Question

1. \\(\frac{k + 4}{4} + \frac{k - 1}{4} = \frac{k + 4}{4k}\\)

Explanation:

Step1: Combine left - hand side fractions

Since the two fractions on the left - hand side have the same denominator (\(4\)), we can add their numerators:
\(\frac{k + 4}{4}+\frac{k-1}{4}=\frac{(k + 4)+(k - 1)}{4}=\frac{k+4+k - 1}{4}=\frac{2k + 3}{4}\)
So the equation becomes \(\frac{2k + 3}{4}=\frac{k + 4}{4k}\)

Step2: Cross - multiply to eliminate denominators

Cross - multiplying gives us \((2k + 3)\times4k=4\times(k + 4)\)
Simplify both sides:
Left - hand side: \(4k(2k + 3)=8k^{2}+12k\)
Right - hand side: \(4(k + 4)=4k+16\)
So the equation is \(8k^{2}+12k=4k + 16\)

Step3: Rearrange into standard quadratic form

Subtract \(4k\) and \(16\) from both sides to get \(8k^{2}+12k-4k - 16 = 0\)
Simplify the left - hand side: \(8k^{2}+8k-16 = 0\)
We can divide the entire equation by \(8\) to simplify: \(k^{2}+k - 2=0\)

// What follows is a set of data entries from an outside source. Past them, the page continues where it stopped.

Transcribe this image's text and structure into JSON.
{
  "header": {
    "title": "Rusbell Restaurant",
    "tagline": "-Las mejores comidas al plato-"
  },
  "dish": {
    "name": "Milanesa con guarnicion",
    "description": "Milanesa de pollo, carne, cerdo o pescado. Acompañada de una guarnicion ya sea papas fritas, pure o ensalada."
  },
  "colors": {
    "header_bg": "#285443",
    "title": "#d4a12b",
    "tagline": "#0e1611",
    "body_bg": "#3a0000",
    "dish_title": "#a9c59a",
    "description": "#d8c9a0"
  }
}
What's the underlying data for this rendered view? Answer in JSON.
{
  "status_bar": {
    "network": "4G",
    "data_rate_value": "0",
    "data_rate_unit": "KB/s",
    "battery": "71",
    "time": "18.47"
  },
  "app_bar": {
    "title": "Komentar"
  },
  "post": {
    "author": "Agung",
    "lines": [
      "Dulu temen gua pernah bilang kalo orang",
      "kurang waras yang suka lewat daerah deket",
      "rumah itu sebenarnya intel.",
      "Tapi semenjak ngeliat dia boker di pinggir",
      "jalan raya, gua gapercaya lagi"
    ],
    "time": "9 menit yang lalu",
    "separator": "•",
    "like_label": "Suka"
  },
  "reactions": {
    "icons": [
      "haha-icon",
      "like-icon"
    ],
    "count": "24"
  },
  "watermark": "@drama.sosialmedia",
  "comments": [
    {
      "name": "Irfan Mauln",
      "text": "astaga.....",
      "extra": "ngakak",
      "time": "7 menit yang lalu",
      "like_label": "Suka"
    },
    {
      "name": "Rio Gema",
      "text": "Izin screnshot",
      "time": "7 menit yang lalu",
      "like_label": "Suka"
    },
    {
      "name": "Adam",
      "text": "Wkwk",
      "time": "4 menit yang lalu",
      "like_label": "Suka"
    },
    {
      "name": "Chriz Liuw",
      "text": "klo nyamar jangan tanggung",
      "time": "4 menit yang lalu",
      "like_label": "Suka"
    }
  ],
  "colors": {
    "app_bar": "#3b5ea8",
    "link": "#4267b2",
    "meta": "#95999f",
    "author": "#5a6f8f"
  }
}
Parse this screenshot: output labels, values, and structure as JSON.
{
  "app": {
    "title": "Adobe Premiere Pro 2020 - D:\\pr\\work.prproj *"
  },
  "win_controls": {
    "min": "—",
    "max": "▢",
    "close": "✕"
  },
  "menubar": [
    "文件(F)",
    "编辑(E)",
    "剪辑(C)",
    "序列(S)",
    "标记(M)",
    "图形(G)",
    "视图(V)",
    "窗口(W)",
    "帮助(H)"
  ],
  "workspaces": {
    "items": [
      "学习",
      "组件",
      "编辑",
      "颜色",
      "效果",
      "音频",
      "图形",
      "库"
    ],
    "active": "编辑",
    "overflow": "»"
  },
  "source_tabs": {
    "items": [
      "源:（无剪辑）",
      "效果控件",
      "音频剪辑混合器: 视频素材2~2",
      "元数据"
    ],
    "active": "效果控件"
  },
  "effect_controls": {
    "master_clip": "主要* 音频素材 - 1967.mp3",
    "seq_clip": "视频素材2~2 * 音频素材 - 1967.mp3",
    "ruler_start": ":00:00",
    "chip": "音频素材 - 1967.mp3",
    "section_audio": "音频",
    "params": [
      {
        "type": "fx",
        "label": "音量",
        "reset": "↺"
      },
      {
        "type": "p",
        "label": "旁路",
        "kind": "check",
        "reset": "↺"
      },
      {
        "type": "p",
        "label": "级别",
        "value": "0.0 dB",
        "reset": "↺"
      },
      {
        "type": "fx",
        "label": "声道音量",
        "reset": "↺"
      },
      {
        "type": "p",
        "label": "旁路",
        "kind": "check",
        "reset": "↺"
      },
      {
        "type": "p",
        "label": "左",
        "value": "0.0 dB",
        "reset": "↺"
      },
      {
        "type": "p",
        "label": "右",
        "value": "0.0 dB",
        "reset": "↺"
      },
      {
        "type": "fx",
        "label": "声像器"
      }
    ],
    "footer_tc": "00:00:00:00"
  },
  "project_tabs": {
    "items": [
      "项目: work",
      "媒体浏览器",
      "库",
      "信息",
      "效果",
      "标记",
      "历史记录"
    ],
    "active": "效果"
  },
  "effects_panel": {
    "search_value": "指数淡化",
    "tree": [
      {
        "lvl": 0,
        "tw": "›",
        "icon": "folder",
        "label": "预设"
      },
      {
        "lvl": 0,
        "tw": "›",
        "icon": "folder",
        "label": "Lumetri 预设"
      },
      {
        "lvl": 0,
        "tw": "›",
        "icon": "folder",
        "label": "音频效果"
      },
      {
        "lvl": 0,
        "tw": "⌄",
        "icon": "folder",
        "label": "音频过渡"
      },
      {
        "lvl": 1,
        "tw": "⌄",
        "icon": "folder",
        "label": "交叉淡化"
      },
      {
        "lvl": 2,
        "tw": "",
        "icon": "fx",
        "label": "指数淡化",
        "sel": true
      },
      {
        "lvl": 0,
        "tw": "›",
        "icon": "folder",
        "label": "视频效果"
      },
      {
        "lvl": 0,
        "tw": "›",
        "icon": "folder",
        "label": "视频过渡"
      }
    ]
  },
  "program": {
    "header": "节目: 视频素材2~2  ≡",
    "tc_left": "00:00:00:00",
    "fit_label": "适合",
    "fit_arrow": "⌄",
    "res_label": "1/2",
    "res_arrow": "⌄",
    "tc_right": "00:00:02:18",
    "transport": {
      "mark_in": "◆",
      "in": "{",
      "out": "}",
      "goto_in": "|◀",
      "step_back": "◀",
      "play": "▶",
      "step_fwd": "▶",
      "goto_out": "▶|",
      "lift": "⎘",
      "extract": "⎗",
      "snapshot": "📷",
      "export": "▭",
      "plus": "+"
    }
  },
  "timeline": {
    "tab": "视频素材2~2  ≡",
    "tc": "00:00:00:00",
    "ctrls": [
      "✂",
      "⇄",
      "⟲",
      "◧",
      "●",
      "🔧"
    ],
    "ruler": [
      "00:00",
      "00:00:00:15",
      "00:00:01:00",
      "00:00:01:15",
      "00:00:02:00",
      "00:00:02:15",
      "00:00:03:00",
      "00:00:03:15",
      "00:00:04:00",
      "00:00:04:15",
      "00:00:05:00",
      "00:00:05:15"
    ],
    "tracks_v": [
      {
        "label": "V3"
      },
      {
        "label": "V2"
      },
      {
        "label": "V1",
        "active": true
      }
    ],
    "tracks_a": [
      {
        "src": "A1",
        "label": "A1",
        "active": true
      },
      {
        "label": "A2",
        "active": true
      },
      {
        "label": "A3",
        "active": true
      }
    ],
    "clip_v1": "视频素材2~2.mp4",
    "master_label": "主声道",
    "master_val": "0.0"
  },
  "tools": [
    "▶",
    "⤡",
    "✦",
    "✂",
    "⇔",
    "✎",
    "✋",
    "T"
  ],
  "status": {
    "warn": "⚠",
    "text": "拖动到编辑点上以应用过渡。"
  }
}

Step4: Factor the quadratic equation

Factor \(k^{2}+k - 2\). We need two numbers that multiply to \(-2\) and add to \(1\). The numbers are \(2\) and \(-1\).
So \(k^{2}+k - 2=(k + 2)(k - 1)=0\)

Step5: Solve for \(k\)

Set each factor equal to zero:

• If \(k + 2=0\), then \(k=-2\)
• If \(k - 1=0\), then \(k = 1\)

But we need to check for extraneous solutions because we had a denominator \(4k\) (so \(k
eq0\)) and also when we cross - multiplied, we need to ensure that the original equation is defined.
For \(k = 1\):
Left - hand side: \(\frac{1 + 4}{4}+\frac{1-1}{4}=\frac{5}{4}+0=\frac{5}{4}\)
Right - hand side: \(\frac{1 + 4}{4\times1}=\frac{5}{4}\)
For \(k=-2\):
Left - hand side: \(\frac{-2 + 4}{4}+\frac{-2-1}{4}=\frac{2}{4}+\frac{-3}{4}=\frac{2-3}{4}=-\frac{1}{4}\)
Right - hand side: \(\frac{-2 + 4}{4\times(-2)}=\frac{2}{-8}=-\frac{1}{4}\)
Both solutions are valid.

Answer:

\(k = 1\) or \(k=-2\)